Hyperphosphatasia with mental retardation syndrome 4 (HPRMS4) is a rare autosomal recessive form of HPRMS (see also HPMRS1). This disease is caused by homozygous or compound heterozygous mutation in the PGAP3 gene, encoding a protein that is involved in glycosylphosphatidylinositol (GPI)-anchor maturation.

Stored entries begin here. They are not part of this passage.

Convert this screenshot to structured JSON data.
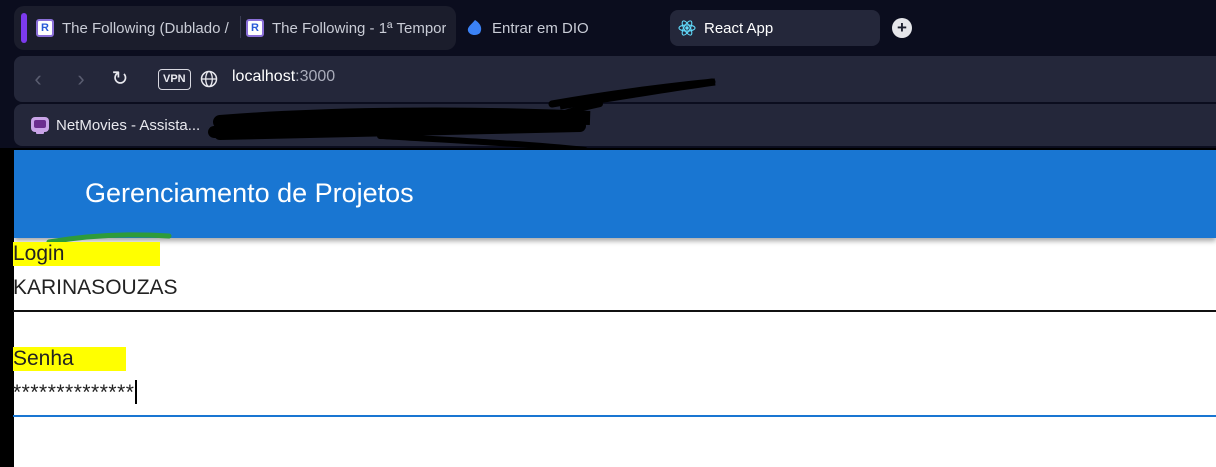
{
  "browser": {
    "tabs": [
      {
        "label": "The Following (Dublado / ",
        "icon": "rt-favicon-icon"
      },
      {
        "label": "The Following - 1ª Tempor",
        "icon": "rt-favicon-icon"
      },
      {
        "label": "Entrar em DIO",
        "icon": "dio-icon"
      },
      {
        "label": "React App",
        "icon": "react-icon",
        "active": true
      }
    ],
    "new_tab_label": "+",
    "vpn_label": "VPN",
    "url_host": "localhost",
    "url_port": ":3000",
    "bookmarks": [
      {
        "label": "NetMovies - Assista...",
        "icon": "netmovies-icon"
      }
    ]
  },
  "app": {
    "title": "Gerenciamento de Projetos",
    "login": {
      "label": "Login",
      "value": "KARINASOUZAS"
    },
    "password": {
      "label": "Senha",
      "value": "**************"
    }
  },
  "colors": {
    "appbar": "#1976d2",
    "highlight": "#ffff00",
    "chrome_bg": "#0b0d1e",
    "focus_underline": "#1976d2"
  }
}
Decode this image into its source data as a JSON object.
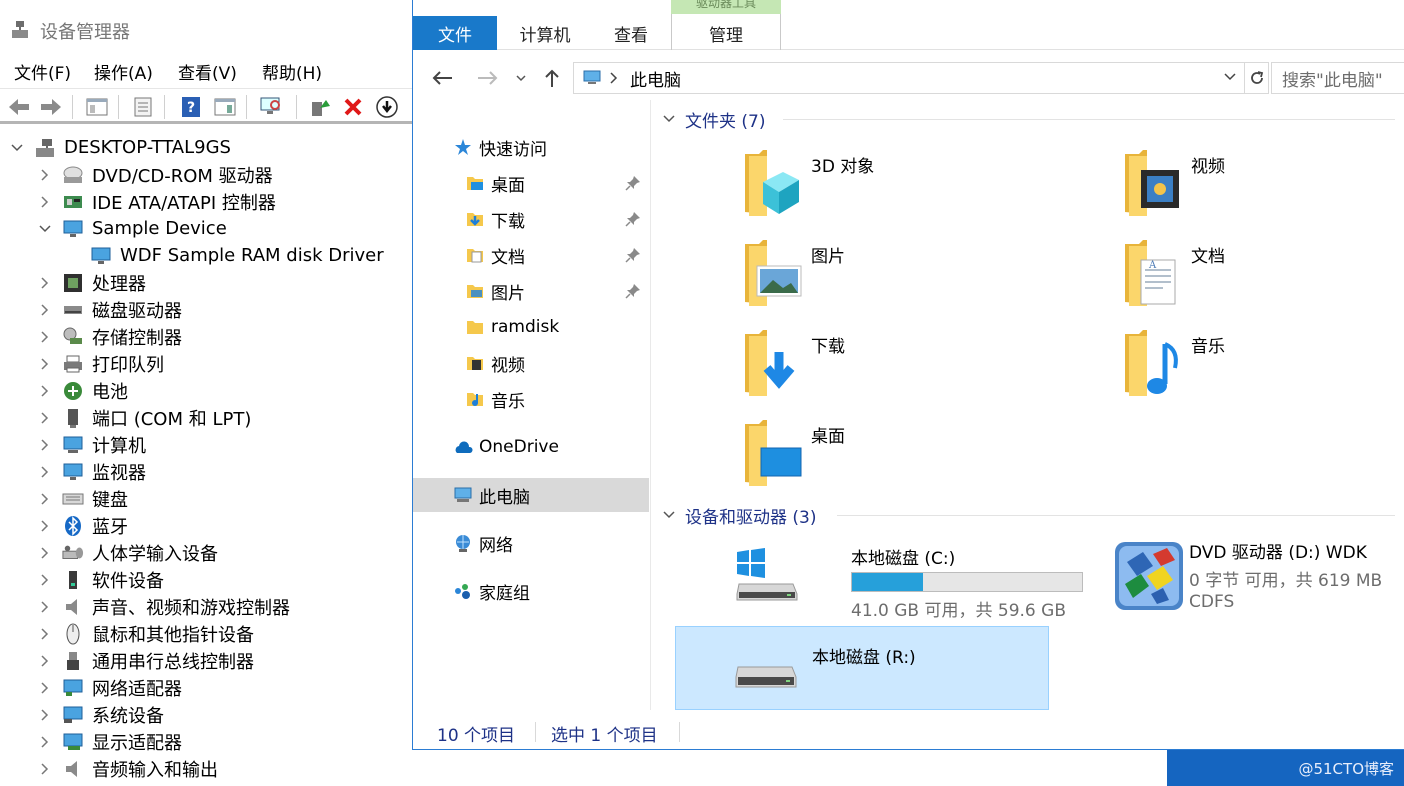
{
  "device_manager": {
    "title": "设备管理器",
    "menu": [
      "文件(F)",
      "操作(A)",
      "查看(V)",
      "帮助(H)"
    ],
    "root": "DESKTOP-TTAL9GS",
    "nodes": [
      {
        "label": "DVD/CD-ROM 驱动器",
        "icon": "dvd-drive-icon",
        "expanded": false
      },
      {
        "label": "IDE ATA/ATAPI 控制器",
        "icon": "ide-controller-icon",
        "expanded": false
      },
      {
        "label": "Sample Device",
        "icon": "monitor-icon",
        "expanded": true
      },
      {
        "label": "处理器",
        "icon": "processor-icon",
        "expanded": false
      },
      {
        "label": "磁盘驱动器",
        "icon": "disk-drive-icon",
        "expanded": false
      },
      {
        "label": "存储控制器",
        "icon": "storage-controller-icon",
        "expanded": false
      },
      {
        "label": "打印队列",
        "icon": "printer-icon",
        "expanded": false
      },
      {
        "label": "电池",
        "icon": "battery-icon",
        "expanded": false
      },
      {
        "label": "端口 (COM 和 LPT)",
        "icon": "port-icon",
        "expanded": false
      },
      {
        "label": "计算机",
        "icon": "computer-icon",
        "expanded": false
      },
      {
        "label": "监视器",
        "icon": "monitor-icon",
        "expanded": false
      },
      {
        "label": "键盘",
        "icon": "keyboard-icon",
        "expanded": false
      },
      {
        "label": "蓝牙",
        "icon": "bluetooth-icon",
        "expanded": false
      },
      {
        "label": "人体学输入设备",
        "icon": "hid-icon",
        "expanded": false
      },
      {
        "label": "软件设备",
        "icon": "software-device-icon",
        "expanded": false
      },
      {
        "label": "声音、视频和游戏控制器",
        "icon": "speaker-icon",
        "expanded": false
      },
      {
        "label": "鼠标和其他指针设备",
        "icon": "mouse-icon",
        "expanded": false
      },
      {
        "label": "通用串行总线控制器",
        "icon": "usb-icon",
        "expanded": false
      },
      {
        "label": "网络适配器",
        "icon": "network-adapter-icon",
        "expanded": false
      },
      {
        "label": "系统设备",
        "icon": "system-device-icon",
        "expanded": false
      },
      {
        "label": "显示适配器",
        "icon": "display-adapter-icon",
        "expanded": false
      },
      {
        "label": "音频输入和输出",
        "icon": "audio-io-icon",
        "expanded": false
      }
    ],
    "child": {
      "label": "WDF Sample RAM disk Driver",
      "icon": "monitor-icon"
    }
  },
  "explorer": {
    "ribbon_tabs": [
      "文件",
      "计算机",
      "查看",
      "管理"
    ],
    "context_group": "驱动器工具",
    "address": "此电脑",
    "search_placeholder": "搜索\"此电脑\"",
    "nav": {
      "quick_access": "快速访问",
      "quick_items": [
        {
          "label": "桌面",
          "pinned": true
        },
        {
          "label": "下载",
          "pinned": true
        },
        {
          "label": "文档",
          "pinned": true
        },
        {
          "label": "图片",
          "pinned": true
        },
        {
          "label": "ramdisk",
          "pinned": false
        },
        {
          "label": "视频",
          "pinned": false
        },
        {
          "label": "音乐",
          "pinned": false
        }
      ],
      "onedrive": "OneDrive",
      "this_pc": "此电脑",
      "network": "网络",
      "homegroup": "家庭组"
    },
    "folders_header": "文件夹 (7)",
    "folders": [
      {
        "name": "3D 对象",
        "icon": "3d-objects-folder-icon"
      },
      {
        "name": "视频",
        "icon": "videos-folder-icon"
      },
      {
        "name": "图片",
        "icon": "pictures-folder-icon"
      },
      {
        "name": "文档",
        "icon": "documents-folder-icon"
      },
      {
        "name": "下载",
        "icon": "downloads-folder-icon"
      },
      {
        "name": "音乐",
        "icon": "music-folder-icon"
      },
      {
        "name": "桌面",
        "icon": "desktop-folder-icon"
      }
    ],
    "drives_header": "设备和驱动器 (3)",
    "drives": [
      {
        "name": "本地磁盘 (C:)",
        "info": "41.0 GB 可用，共 59.6 GB",
        "used_fraction": 0.31,
        "icon": "windows-drive-icon"
      },
      {
        "name": "DVD 驱动器 (D:) WDK",
        "info": "0 字节 可用，共 619 MB",
        "fs": "CDFS",
        "icon": "dvd-wdk-icon"
      },
      {
        "name": "本地磁盘 (R:)",
        "icon": "hard-drive-icon",
        "selected": true
      }
    ],
    "status": {
      "count": "10 个项目",
      "selected": "选中 1 个项目"
    }
  },
  "watermark": "@51CTO博客",
  "colors": {
    "accent": "#1979ca",
    "selection": "#cce8ff",
    "header_text": "#1e3287",
    "bar_fill": "#26a0da"
  }
}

(OMIM phenotype number #615716)

Hyperphosphatasia with mental retardation syndrome 4 (HPRMS4) is a rare autosomal recessive form of HPRMS (see also HPMRS1). This disease is caused by homozygous or compound heterozygous mutation in the PGAP3 gene, encoding a protein that is involved in glycosylphosphatidylinositol (GPI)-anchor maturation. PGAP2 and PGAP3 mutations suggest the importance of the later GPI-anchor remodelling steps for normal neuronal development (see also HPRMS3). HPRMS4 is characterized by severely delayed psychomotor development, mental retardation, lack of speech acquisition, seizures, and dysmorphic facial features.

Gene

PGAP3 gene, 17q12 (OMIM gene/locus number #611801)

Phenotype

Severely delayed psychomotor development with mental retardation, hypotonia, inability to walk, lack of speech development, generalized seizures, myoclonic seizures, involuntary movements and dysmorphic facial features. Poor growth (1 patient), microcephaly (-2 to -3 SD) (in some patients), large fleshy earlobes, hypertelorism, upslanting palpebral fissures, broad nasal bridge and tip, tented upper lip, thin upper lip, cleft palate (in some patients), and bruxism.

Main biochemical alterations

High ALP, high Pi, normal Ca, markedly high ALP, high acid phosphatase, high uric acid.

Images

 Fig. Photographs of individuals with HPMRS4. Facial features of three patients (a,b,c) at the ages of 4, 10, and 2 years, respectively. These individuals bear a striking resemblance with a broad nasal bridge, long-appearing palpebral fissures, a broad nasal tip, a short nose, a long philtrum, a thin and wide upper lip, full cheeks, and large fleshy ear lobes

Reproduced from Am J Hum Genet 2014;94:278-87 under the terms of the Creative Commons Attribution License (CC BY).